Insights into Ag2Mo3SeO12 for photovoltaic and optoelectronic applications: A theoretical exploration of its structural, electronic, and thermoelectric behavior

Abstract

The theoretical investigation of the newly discovered quadruple perovskite Ag₂Mo₃SeO₁₂ was conducted using density functional theory (DFT) with the generalized gradient approximation (GGA-PBE) for the structural properties. This study examined the compound's structural, electronic, optical, and thermoelectric properties, utilizing the Tran Blaha modified Becke-Johnson exchange potential (mBJ) for accurate band gap measurement to overcome the bandgap underestimation by GGA-PBE. The stable structure was confirmed through energy-volume optimization and fitted with the Birch-Murnaghan equation of state, using PBE-GGA exchange correlation functional.

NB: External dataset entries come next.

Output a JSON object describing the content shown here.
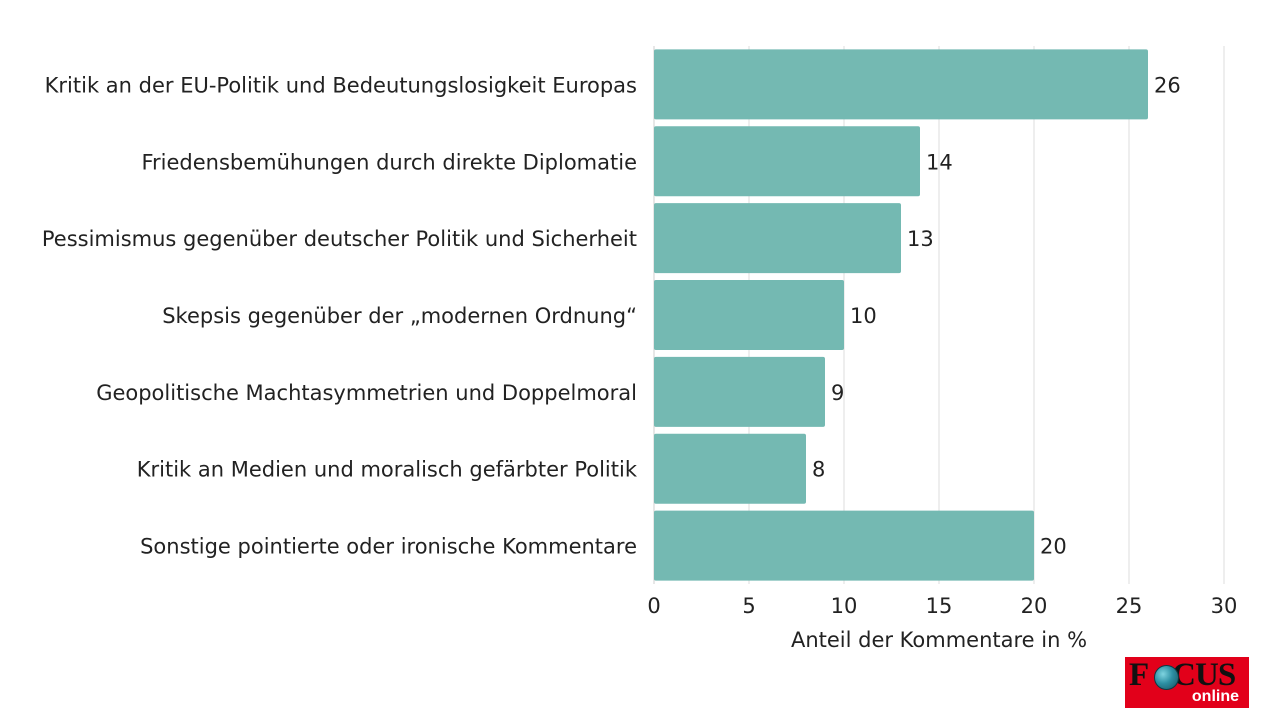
{
  "chart_data": {
    "type": "bar",
    "orientation": "horizontal",
    "categories": [
      "Kritik an der EU-Politik und Bedeutungslosigkeit Europas",
      "Friedensbemühungen durch direkte Diplomatie",
      "Pessimismus gegenüber deutscher Politik und Sicherheit",
      "Skepsis gegenüber der „modernen Ordnung“",
      "Geopolitische Machtasymmetrien und Doppelmoral",
      "Kritik an Medien und moralisch gefärbter Politik",
      "Sonstige pointierte oder ironische Kommentare"
    ],
    "values": [
      26,
      14,
      13,
      10,
      9,
      8,
      20
    ],
    "xlabel": "Anteil der Kommentare in %",
    "ylabel": "",
    "xlim": [
      0,
      30
    ],
    "xticks": [
      0,
      5,
      10,
      15,
      20,
      25,
      30
    ],
    "grid": true,
    "bar_color": "#74b9b2",
    "grid_color": "#dddddd"
  },
  "logo": {
    "word_prefix": "F",
    "word_suffix": "CUS",
    "sub": "online",
    "color": "#e2001a"
  }
}
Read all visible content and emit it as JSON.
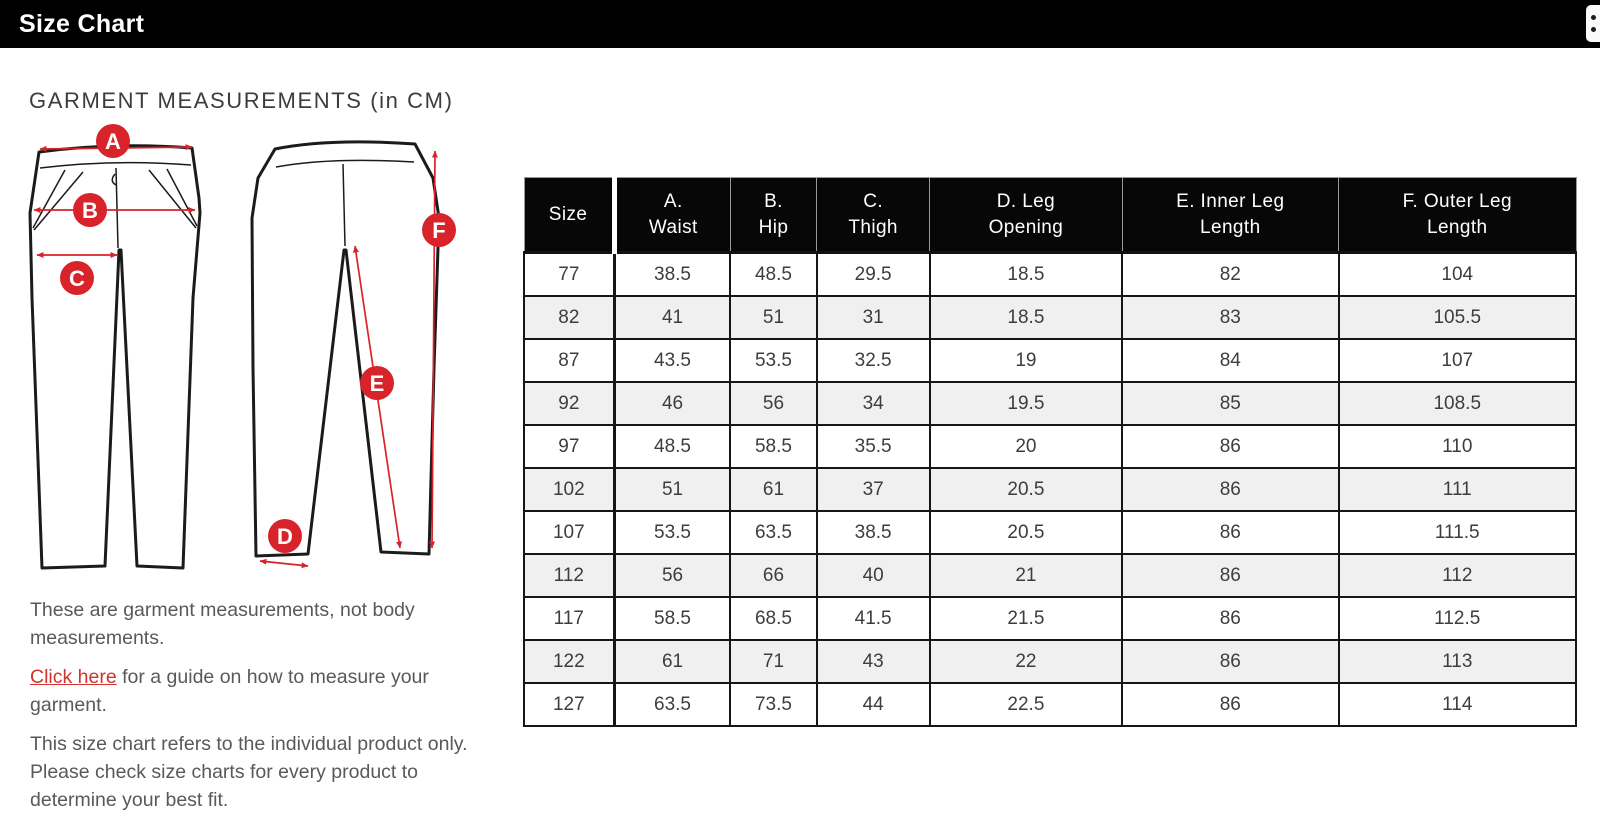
{
  "topbar": {
    "title": "Size Chart"
  },
  "page": {
    "heading": "GARMENT MEASUREMENTS (in CM)"
  },
  "colors": {
    "bar_background": "#000000",
    "marker_red": "#d8232b",
    "link_red": "#d0342c",
    "row_stripe": "#f0f0f0",
    "header_cell": "#070707"
  },
  "diagram": {
    "markers": [
      {
        "label": "A"
      },
      {
        "label": "B"
      },
      {
        "label": "C"
      },
      {
        "label": "D"
      },
      {
        "label": "E"
      },
      {
        "label": "F"
      }
    ]
  },
  "table": {
    "columns": [
      "Size",
      "A.\nWaist",
      "B.\nHip",
      "C.\nThigh",
      "D. Leg\nOpening",
      "E. Inner Leg\nLength",
      "F. Outer Leg\nLength"
    ],
    "rows": [
      [
        "77",
        "38.5",
        "48.5",
        "29.5",
        "18.5",
        "82",
        "104"
      ],
      [
        "82",
        "41",
        "51",
        "31",
        "18.5",
        "83",
        "105.5"
      ],
      [
        "87",
        "43.5",
        "53.5",
        "32.5",
        "19",
        "84",
        "107"
      ],
      [
        "92",
        "46",
        "56",
        "34",
        "19.5",
        "85",
        "108.5"
      ],
      [
        "97",
        "48.5",
        "58.5",
        "35.5",
        "20",
        "86",
        "110"
      ],
      [
        "102",
        "51",
        "61",
        "37",
        "20.5",
        "86",
        "111"
      ],
      [
        "107",
        "53.5",
        "63.5",
        "38.5",
        "20.5",
        "86",
        "111.5"
      ],
      [
        "112",
        "56",
        "66",
        "40",
        "21",
        "86",
        "112"
      ],
      [
        "117",
        "58.5",
        "68.5",
        "41.5",
        "21.5",
        "86",
        "112.5"
      ],
      [
        "122",
        "61",
        "71",
        "43",
        "22",
        "86",
        "113"
      ],
      [
        "127",
        "63.5",
        "73.5",
        "44",
        "22.5",
        "86",
        "114"
      ]
    ]
  },
  "notes": {
    "note1": "These are garment measurements, not body measurements.",
    "link_label": "Click here",
    "note2_rest": " for a guide on how to measure your garment.",
    "note3": "This size chart refers to the individual product only. Please check size charts for every product to determine your best fit."
  }
}
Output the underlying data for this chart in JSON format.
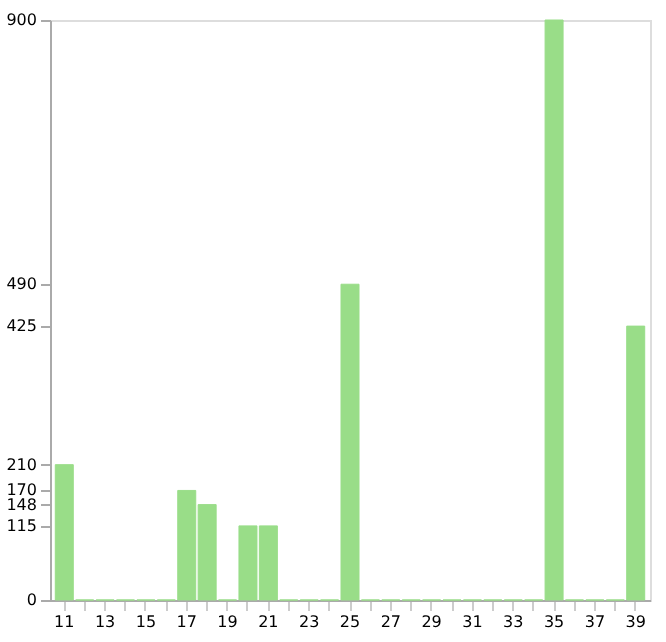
{
  "chart_data": {
    "type": "bar",
    "categories": [
      "11",
      null,
      "13",
      null,
      "15",
      null,
      "17",
      null,
      "19",
      null,
      "21",
      null,
      "23",
      null,
      "25",
      null,
      "27",
      null,
      "29",
      null,
      "31",
      null,
      "33",
      null,
      "35",
      null,
      "37",
      null,
      "39"
    ],
    "values": [
      210,
      0,
      0,
      0,
      0,
      0,
      170,
      148,
      0,
      115,
      115,
      0,
      0,
      0,
      490,
      0,
      0,
      0,
      0,
      0,
      0,
      0,
      0,
      0,
      900,
      0,
      0,
      0,
      425
    ],
    "color": "#99dd88",
    "ylim": [
      0,
      900
    ],
    "yticks": [
      0,
      115,
      148,
      170,
      210,
      425,
      490,
      900
    ],
    "grid": false
  }
}
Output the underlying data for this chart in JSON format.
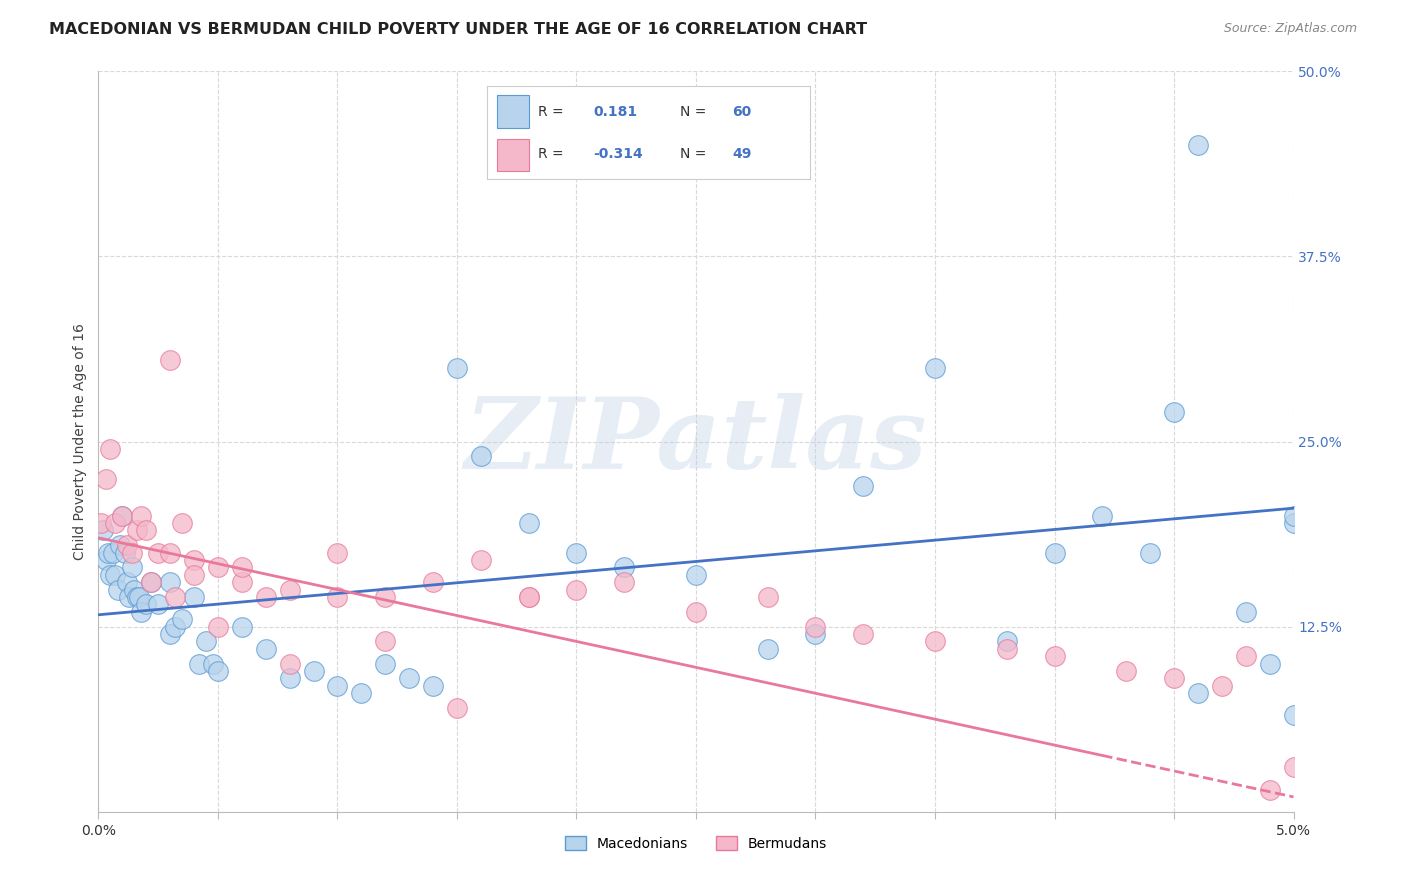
{
  "title": "MACEDONIAN VS BERMUDAN CHILD POVERTY UNDER THE AGE OF 16 CORRELATION CHART",
  "source": "Source: ZipAtlas.com",
  "ylabel": "Child Poverty Under the Age of 16",
  "xlim": [
    0.0,
    0.05
  ],
  "ylim": [
    0.0,
    0.5
  ],
  "yticks_right": [
    0.125,
    0.25,
    0.375,
    0.5
  ],
  "ytick_right_labels": [
    "12.5%",
    "25.0%",
    "37.5%",
    "50.0%"
  ],
  "mac_fill_color": "#b8d4ec",
  "mac_edge_color": "#5b9bd5",
  "ber_fill_color": "#f4b8ca",
  "ber_edge_color": "#e8799a",
  "mac_line_color": "#4472c4",
  "ber_line_color": "#e8799a",
  "label_color": "#4472c4",
  "watermark": "ZIPatlas",
  "background_color": "#ffffff",
  "grid_color": "#d9d9d9",
  "mac_R": 0.181,
  "mac_N": 60,
  "ber_R": -0.314,
  "ber_N": 49,
  "mac_trend_x0": 0.0,
  "mac_trend_y0": 0.133,
  "mac_trend_x1": 0.05,
  "mac_trend_y1": 0.205,
  "ber_trend_x0": 0.0,
  "ber_trend_y0": 0.185,
  "ber_trend_x1": 0.05,
  "ber_trend_y1": 0.01,
  "macedonians_x": [
    0.0002,
    0.0003,
    0.0004,
    0.0005,
    0.0006,
    0.0007,
    0.0008,
    0.0009,
    0.001,
    0.0011,
    0.0012,
    0.0013,
    0.0014,
    0.0015,
    0.0016,
    0.0017,
    0.0018,
    0.002,
    0.0022,
    0.0025,
    0.003,
    0.003,
    0.0032,
    0.0035,
    0.004,
    0.0042,
    0.0045,
    0.0048,
    0.005,
    0.006,
    0.007,
    0.008,
    0.009,
    0.01,
    0.011,
    0.012,
    0.013,
    0.014,
    0.015,
    0.016,
    0.018,
    0.02,
    0.022,
    0.025,
    0.028,
    0.03,
    0.032,
    0.035,
    0.038,
    0.04,
    0.042,
    0.044,
    0.046,
    0.048,
    0.049,
    0.05,
    0.045,
    0.046,
    0.05,
    0.05
  ],
  "macedonians_y": [
    0.19,
    0.17,
    0.175,
    0.16,
    0.175,
    0.16,
    0.15,
    0.18,
    0.2,
    0.175,
    0.155,
    0.145,
    0.165,
    0.15,
    0.145,
    0.145,
    0.135,
    0.14,
    0.155,
    0.14,
    0.155,
    0.12,
    0.125,
    0.13,
    0.145,
    0.1,
    0.115,
    0.1,
    0.095,
    0.125,
    0.11,
    0.09,
    0.095,
    0.085,
    0.08,
    0.1,
    0.09,
    0.085,
    0.3,
    0.24,
    0.195,
    0.175,
    0.165,
    0.16,
    0.11,
    0.12,
    0.22,
    0.3,
    0.115,
    0.175,
    0.2,
    0.175,
    0.45,
    0.135,
    0.1,
    0.195,
    0.27,
    0.08,
    0.2,
    0.065
  ],
  "bermudans_x": [
    0.0001,
    0.0003,
    0.0005,
    0.0007,
    0.001,
    0.0012,
    0.0014,
    0.0016,
    0.0018,
    0.002,
    0.0022,
    0.0025,
    0.003,
    0.0032,
    0.0035,
    0.004,
    0.005,
    0.006,
    0.007,
    0.008,
    0.01,
    0.012,
    0.014,
    0.016,
    0.018,
    0.02,
    0.022,
    0.025,
    0.028,
    0.03,
    0.032,
    0.035,
    0.038,
    0.04,
    0.043,
    0.045,
    0.047,
    0.048,
    0.049,
    0.05,
    0.003,
    0.004,
    0.005,
    0.006,
    0.008,
    0.01,
    0.012,
    0.015,
    0.018
  ],
  "bermudans_y": [
    0.195,
    0.225,
    0.245,
    0.195,
    0.2,
    0.18,
    0.175,
    0.19,
    0.2,
    0.19,
    0.155,
    0.175,
    0.175,
    0.145,
    0.195,
    0.17,
    0.165,
    0.155,
    0.145,
    0.15,
    0.175,
    0.145,
    0.155,
    0.17,
    0.145,
    0.15,
    0.155,
    0.135,
    0.145,
    0.125,
    0.12,
    0.115,
    0.11,
    0.105,
    0.095,
    0.09,
    0.085,
    0.105,
    0.015,
    0.03,
    0.305,
    0.16,
    0.125,
    0.165,
    0.1,
    0.145,
    0.115,
    0.07,
    0.145
  ]
}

The findings revealed a band structure with direct transition under the TB-mBJ approach with an energy gap of 1.45 eV. Detailed analyses were conducted, including the density of states and charge density distribution maps. Various optical parameters such as the dielectric function, absorption coefficient, refractive index, and reflectivity were computed, with the static dielectric constant measured at 6.3. Notably, a significant evolution of the absorption coefficient in the visible region highlights the potential of Ag₂Mo₃SeO₁₂ for solar cell and optoelectronic applications. These results pave the way for new photovoltaic material designs. Furthermore, the material demonstrates promising thermoelectric properties with an appropriate figure of merit, Seebeck coefficient, and electrical and thermal conductivity evolution under different temperature conditions, indicating its potential for photovoltaic and optoelectronic applications.